The Data Product Synchronization process can be deployed as an AWS Step Function. Subtasks (listing Data Products, creating/updating/deleting a Data Product, etc.) are implemented as individual AWS Lambda functions that are called by the Step Function. An example implementation is described here
The Step Function is defined in dp-sync.json
. You will need to substitute your AWS region and account number into
the ARNs for the placeholders __REGION__
and __ACCOUNT_NUMBER__
.
Lambda Functions should be created with names matching each python file in this directory. If different names are chosen, the step function definition should be updated accordingly. Each lambda will require a Layer containing the api client libraries and functional code. To create the layer,
- Create a conda environment (optional)
- pip install -r requirements
- run
./zip-lambda-layer.sh
- Upload the zip file created in the parent directory of this repo
If not using conda for dependency management, remove the lines
CONDA_ENV='/opt/homebrew/anaconda3/envs/tiaa-dp-sync'
conda activate "${CONDA_ENV}"
from ./zip-lambda-layer.sh
.
The Lambda Functions have been tested with Python 3.12 and 3.13.

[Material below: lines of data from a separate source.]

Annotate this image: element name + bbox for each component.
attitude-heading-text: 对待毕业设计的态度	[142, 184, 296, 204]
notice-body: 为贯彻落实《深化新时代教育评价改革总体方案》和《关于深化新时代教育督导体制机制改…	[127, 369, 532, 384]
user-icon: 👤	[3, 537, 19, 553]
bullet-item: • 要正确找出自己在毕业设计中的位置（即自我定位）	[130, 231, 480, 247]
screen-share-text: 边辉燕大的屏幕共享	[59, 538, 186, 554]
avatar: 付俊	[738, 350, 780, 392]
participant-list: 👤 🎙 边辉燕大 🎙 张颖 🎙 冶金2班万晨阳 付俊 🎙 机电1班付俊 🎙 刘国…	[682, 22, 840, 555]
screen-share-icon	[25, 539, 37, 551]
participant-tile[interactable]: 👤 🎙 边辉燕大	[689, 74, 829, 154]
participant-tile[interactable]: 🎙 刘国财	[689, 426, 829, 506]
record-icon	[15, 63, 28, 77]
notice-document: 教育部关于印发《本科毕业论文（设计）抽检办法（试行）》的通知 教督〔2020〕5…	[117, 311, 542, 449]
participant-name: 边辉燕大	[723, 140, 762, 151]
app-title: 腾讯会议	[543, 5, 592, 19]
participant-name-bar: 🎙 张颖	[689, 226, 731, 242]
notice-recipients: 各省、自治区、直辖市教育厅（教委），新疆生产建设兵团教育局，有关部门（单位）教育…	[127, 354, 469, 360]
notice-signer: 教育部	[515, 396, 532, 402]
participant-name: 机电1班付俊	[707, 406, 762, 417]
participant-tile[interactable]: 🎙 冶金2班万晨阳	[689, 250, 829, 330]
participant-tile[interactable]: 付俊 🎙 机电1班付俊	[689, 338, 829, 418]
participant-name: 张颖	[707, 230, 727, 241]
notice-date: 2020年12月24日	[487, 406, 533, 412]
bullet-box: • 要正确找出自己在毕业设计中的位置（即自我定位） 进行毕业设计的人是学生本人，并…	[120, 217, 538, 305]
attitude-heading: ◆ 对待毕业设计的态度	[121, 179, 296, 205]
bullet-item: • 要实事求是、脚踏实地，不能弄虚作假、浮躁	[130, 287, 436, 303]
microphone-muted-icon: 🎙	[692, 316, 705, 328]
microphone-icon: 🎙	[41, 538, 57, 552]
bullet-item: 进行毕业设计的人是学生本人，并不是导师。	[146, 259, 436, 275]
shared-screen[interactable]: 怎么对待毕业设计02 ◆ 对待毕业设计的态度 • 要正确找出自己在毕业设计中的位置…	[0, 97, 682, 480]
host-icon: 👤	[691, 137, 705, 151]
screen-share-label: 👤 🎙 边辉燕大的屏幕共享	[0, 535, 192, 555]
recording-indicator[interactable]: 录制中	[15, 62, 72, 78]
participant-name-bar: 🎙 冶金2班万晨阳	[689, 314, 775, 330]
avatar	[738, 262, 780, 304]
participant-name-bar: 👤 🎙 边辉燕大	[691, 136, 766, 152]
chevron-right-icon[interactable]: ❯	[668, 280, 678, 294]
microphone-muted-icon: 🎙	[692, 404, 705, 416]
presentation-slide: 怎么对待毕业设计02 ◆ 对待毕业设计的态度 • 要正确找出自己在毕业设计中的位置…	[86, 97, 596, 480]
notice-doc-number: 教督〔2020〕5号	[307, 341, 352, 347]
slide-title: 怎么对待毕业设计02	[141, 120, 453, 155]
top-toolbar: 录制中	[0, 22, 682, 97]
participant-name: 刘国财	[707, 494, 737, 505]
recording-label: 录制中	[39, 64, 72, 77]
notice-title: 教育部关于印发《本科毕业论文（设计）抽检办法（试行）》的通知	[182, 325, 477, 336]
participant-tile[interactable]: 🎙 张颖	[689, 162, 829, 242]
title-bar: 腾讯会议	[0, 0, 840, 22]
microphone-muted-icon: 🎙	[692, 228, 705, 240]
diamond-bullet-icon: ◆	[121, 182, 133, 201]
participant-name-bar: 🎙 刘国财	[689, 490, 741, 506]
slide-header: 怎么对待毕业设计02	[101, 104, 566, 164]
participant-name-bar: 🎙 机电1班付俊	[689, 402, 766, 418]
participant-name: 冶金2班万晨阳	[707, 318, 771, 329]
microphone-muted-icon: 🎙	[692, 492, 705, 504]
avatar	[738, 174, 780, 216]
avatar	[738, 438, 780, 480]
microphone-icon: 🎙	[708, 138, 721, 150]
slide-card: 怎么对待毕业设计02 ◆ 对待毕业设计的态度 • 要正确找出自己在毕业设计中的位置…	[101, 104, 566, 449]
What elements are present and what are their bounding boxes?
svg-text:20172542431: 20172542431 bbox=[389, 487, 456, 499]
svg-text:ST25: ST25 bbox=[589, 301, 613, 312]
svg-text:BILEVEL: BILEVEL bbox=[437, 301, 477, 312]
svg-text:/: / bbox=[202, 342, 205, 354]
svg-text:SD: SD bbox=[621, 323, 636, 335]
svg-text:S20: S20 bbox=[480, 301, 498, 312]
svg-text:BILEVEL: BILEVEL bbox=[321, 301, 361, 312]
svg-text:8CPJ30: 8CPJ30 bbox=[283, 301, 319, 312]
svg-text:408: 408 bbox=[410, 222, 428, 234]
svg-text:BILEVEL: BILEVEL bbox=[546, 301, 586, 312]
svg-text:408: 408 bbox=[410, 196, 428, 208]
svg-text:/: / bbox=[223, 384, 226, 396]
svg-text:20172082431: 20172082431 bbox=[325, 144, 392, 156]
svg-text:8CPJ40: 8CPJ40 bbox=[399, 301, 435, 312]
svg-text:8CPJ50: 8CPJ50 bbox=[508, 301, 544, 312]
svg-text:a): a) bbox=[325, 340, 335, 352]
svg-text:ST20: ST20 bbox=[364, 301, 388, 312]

Credentials and other configuration information are stored in AWS Secrets Manager under the name
data-product-sync-parameters
. You may use a different name - update RetrieveInputParameters.py
appropriately if
you do. This secret should contain a dictionary with appropriate values for each field:
{
"galaxy-host":"https://<account>.galaxy.starburst.io",
"galaxy-client-id":"clientid",
"galaxy-client-secret":"secret",
"galaxy-sql-username":"[email protected]/appropriaterole",
"galaxy-sql-password":"password",
"galaxy-sql-cluster-url":"https://<cluster to use for data product creation>.trino.galaxy.starburst.io",
"data-product-catalog":"catalog",
"default-cluster":"default cluster for data product",
"sep-host":"sep.hostname.com",
"sep-password":"password",
"sep-username":"user",
"tag":"<this tag will be applied to all data products created through this process>",
"search_string":"<only data products with names containing this string will be synced>"
}
Note that there are two sets of credentials for Galaxy. Galaxy requires using authentication tokens for accessing the API, and a username/password pair for SQL clients. This process uses both interfaces.
This Secret will be accessed by the RetrieveInputParameters
Lambda. When creating the Lambda, create an IAM policy
for accessing this Secret and apply it to the Lambda.
The timestamp of the last run is stored in a separate secret. This allows the process to segregate Data Products
created since the last run, which will need to be newly created, from those that only need to be updated and refreshed.
This secret is named dp-sync/data-product-sync-last-run-timestamp
by default, if a different name is chosen then
update the GetDataProducts
Lambda accordingly. Ensure that GetDataProducts
has proper permissions to read the
secret. It can be left empty or initialized to an arbitrary value.